Trepp, Leo, Die Oldenburger Judenschaft. Bild und Vorbild jüdischen Seins und Werdens in Deutschland, Oldenburg 1973, S. 88-118.
https://www.lsjs.ac.uk (Internetseite der heutigen London School of Jewish Studies) (letzter Zugriff am 01.06.2019)
Stationen
Titel
Nathan Marcus Adlers Zeit vor Oldenburg
Adresse

Hausmannstraße 9-10
30159 Hannover
Deutschland

Geo Position
52.377541, 9.728216
Stationsbeschreibung

Nathan Marcus Adler wurde am 15. Januar 1803 in Hannover als Sohn des dortigen Landesrabbiners Marcus Bär geboren. Er besuchte die Rabbinerschule in Würzburg und erwarb bereits im jungen Alter von 19 Jahren das Rabbinatsdiplom. Parallel dazu studierte Adler in verschiedenen Städten und promovierte in Erlangen. Mit seinem Titel Dr. phil war Adler der erste deutsche Rabbiner mit Doktortitel in der Philosophie.

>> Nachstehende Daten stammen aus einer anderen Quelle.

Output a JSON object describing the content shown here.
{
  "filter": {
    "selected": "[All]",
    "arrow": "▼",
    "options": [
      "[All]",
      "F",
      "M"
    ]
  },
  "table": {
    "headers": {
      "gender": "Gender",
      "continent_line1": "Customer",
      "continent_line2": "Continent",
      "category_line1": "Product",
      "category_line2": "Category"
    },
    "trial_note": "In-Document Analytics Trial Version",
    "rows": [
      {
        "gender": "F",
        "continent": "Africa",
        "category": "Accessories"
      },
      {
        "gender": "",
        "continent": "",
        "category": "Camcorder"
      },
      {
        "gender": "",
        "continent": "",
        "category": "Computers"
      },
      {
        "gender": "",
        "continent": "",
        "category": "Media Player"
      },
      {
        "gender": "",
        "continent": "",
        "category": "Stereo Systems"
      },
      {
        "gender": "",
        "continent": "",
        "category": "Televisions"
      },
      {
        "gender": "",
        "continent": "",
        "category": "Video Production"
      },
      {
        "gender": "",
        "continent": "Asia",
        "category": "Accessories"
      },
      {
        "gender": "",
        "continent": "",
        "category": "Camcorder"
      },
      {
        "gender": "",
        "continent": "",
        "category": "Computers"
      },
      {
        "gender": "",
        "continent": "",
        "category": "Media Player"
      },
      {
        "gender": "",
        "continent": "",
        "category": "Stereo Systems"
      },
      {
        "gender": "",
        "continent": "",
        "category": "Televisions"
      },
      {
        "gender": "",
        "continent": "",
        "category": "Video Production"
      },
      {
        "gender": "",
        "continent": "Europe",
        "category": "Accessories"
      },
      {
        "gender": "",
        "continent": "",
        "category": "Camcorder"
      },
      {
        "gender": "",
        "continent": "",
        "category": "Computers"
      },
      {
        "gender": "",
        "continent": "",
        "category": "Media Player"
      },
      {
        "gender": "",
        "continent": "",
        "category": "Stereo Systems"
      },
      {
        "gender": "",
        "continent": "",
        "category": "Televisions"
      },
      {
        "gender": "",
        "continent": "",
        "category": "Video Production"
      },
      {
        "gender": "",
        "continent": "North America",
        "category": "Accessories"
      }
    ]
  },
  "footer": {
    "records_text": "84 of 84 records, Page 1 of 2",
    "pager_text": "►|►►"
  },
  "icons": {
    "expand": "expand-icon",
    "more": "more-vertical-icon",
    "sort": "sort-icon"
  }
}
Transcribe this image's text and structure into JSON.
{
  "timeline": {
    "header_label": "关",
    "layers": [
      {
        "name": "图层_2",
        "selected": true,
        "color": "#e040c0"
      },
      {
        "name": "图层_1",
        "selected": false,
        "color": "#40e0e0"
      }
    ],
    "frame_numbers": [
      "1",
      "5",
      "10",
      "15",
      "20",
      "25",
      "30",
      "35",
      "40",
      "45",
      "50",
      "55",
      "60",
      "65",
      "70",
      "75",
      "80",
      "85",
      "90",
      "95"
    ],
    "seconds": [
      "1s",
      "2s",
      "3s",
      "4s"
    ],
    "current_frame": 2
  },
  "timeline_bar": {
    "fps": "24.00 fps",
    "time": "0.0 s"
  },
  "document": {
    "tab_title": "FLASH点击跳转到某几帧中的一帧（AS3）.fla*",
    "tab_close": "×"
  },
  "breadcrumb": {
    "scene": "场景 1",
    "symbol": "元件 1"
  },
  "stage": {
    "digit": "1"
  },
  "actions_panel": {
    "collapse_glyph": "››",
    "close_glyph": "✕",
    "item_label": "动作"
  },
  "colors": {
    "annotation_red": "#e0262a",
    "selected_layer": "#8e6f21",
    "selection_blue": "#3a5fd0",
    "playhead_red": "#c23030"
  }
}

Der Weg nach Oldenburg wurde ihm durch den Landesfürsten in Oldenburg, Herzog Peter Friedrich Ludwig, geebnet. Dieser verstand sich als Landesvater und damit verpflichtet, seine Untertanen im Geist der Aufklärung zu erziehen, sowohl die Christen als auch die wenigen Jüdinnen*Juden. Um die Verhältnisse der Jüdinnen*Juden zu regeln, erließ er am 14. August 1827 eine landesherrliche Verordnung, die im Wesentlichen bestimmte, dass alles so bleiben sollte, wie es im 18. Jahrhundert schon gewesen war und dennoch eine Neuerung enthielt: Das Amt eines Landesrabbiners wurde geschaffen. Auf dieses bewarb sich dann nur ein Jahr später Nathan Marcus Adler.

Titel
Adler als Landesrabbiner in Oldenburg
Adresse

Mühlenstraße 5
26122 Oldenburg
Deutschland

Geo Position
53.139995, 8.216439
Stationsbeschreibung

Nach seiner Ausbildung an verschiedenen Orten in Deutschland und Polen wurde Nathan Marcus Adler am 26. November 1828 als Landesrabbiner in Oldenburg angenommen. Dabei wurde er nicht durch eine Prüfung, sondern durch ein Kolloquium zum Landesrabbiner in Oldenburg gewählt. Durch dieses konnte er (anders als bei einer Prüfung) nicht durchfallen, sodass sein Eintritt in das Amt als Landesrabbiner reine Formsache gewesen ist. Vor dem Kolloquium sollte Adler kein Wissen darlegen, sondern seine Persönlichkeit und sich selbst als Vertreter der Jüdinnen*Juden präsentieren. Nach seinem Antritt war zunächst die alte Nikolaikirche in Oldenburg zentraler Wirkungsort. Da dieser aber schnell nicht mehr als würdiger Ort für den Gottesdienst der Oldenburger Gemeinde gelten konnte, mietete diese für diesen Zweck ein Haus in der Mühlenstraße. Dort wurde dann eine Synagoge errichtet, welche feierlich durch Adler am 6. Juni 1829 eingeweiht wurde.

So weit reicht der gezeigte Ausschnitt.